Bu âyet-i Celile onlara cevap vererek, kendilerinde de nesih hadisesinin bulunduğunu beyan etmektedir. Çünkü daha önce bütün İsrailoğullarına helal olan yemeklerin bir kısmını, Hazret-i Yakbun, kendisine haram kıldığım ve ondan sonra gelenlerin de ona uyduklarını beyan etmektedir.
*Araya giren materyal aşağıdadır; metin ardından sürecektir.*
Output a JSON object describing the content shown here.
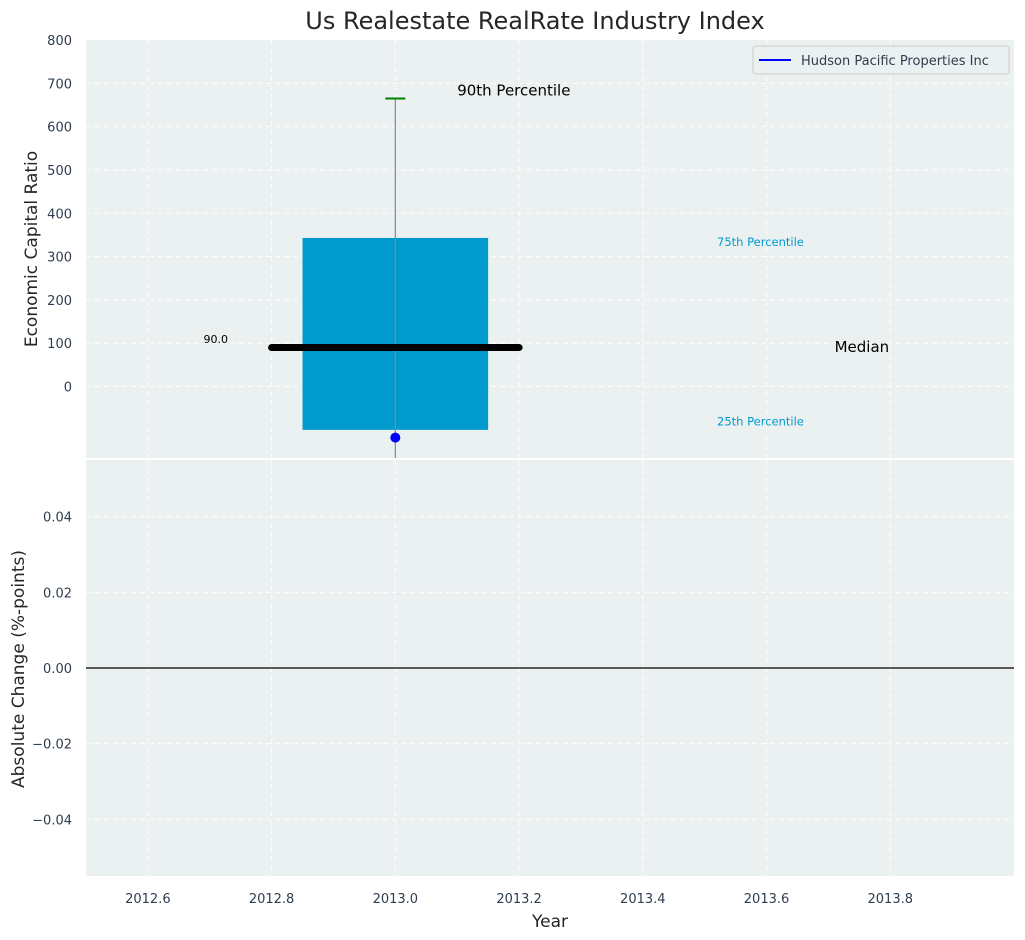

b- Yahudiler: "İlahi dinlerin hükümlerinin birbirine uygun olması gerektiği iddiasıyla da İslamı kabul etmiyorlardı. Bunlar, Hazret-i Muhammed (sallallahü aleyhi ve sellem) e "Sen, İbrahimin dininde olduğunu iddia ediyorsun. Nasıl oluyor da İbrahimin yemediği deve etini yiyor ve içmediği deve sütünü içiyorsun?" diyorlardı. Bu âyet-i kerime nazil oldu ve onlara deve eti ve sütünün, İbrahime, İsmaile, İshaka ve Yakuba helal olduğunu, fakat Yakubun belli bir sebepten dolayı bu eti kendisine haram kıldığını, böylece bu âdetin, torunlarında da devam ettiğini beyan etti ve Yahudilere "Aksini iddia ediyorsanız Tevratı getirip okuyun." dedi.

c- "Yahudilerin, zulmetmetleri ve bir çok kimseleri Allah yolundan alıkoymaları, yasakladıkları halde faiz almaları ve insanların mallarını haksız yere yemeleri sebebiyle, daha önce kendilerine helal kılınan temiz şelyeleri onlara haram kıldık. Nisa sûresi, 4 / 160, 161 âyeti ve benzerleri nazil olunca Yahudiler bunlara kızmışlar ve kendilerine haram kılınan şeylerin, eskidenn beri haram olan şeyler olduğunu ve ilk defa kendilerine haram kılınmadığım iddia etmişlerdir. İşte bunun üzerine bu âyet-i kerime nazil olmuş ve iddialarında yalancı olduklarını ortaya koymuş ve kendi kitapları olan Tevrata başvurularak gerçeğin ortaya çıkarılacağını beyan etmiştir.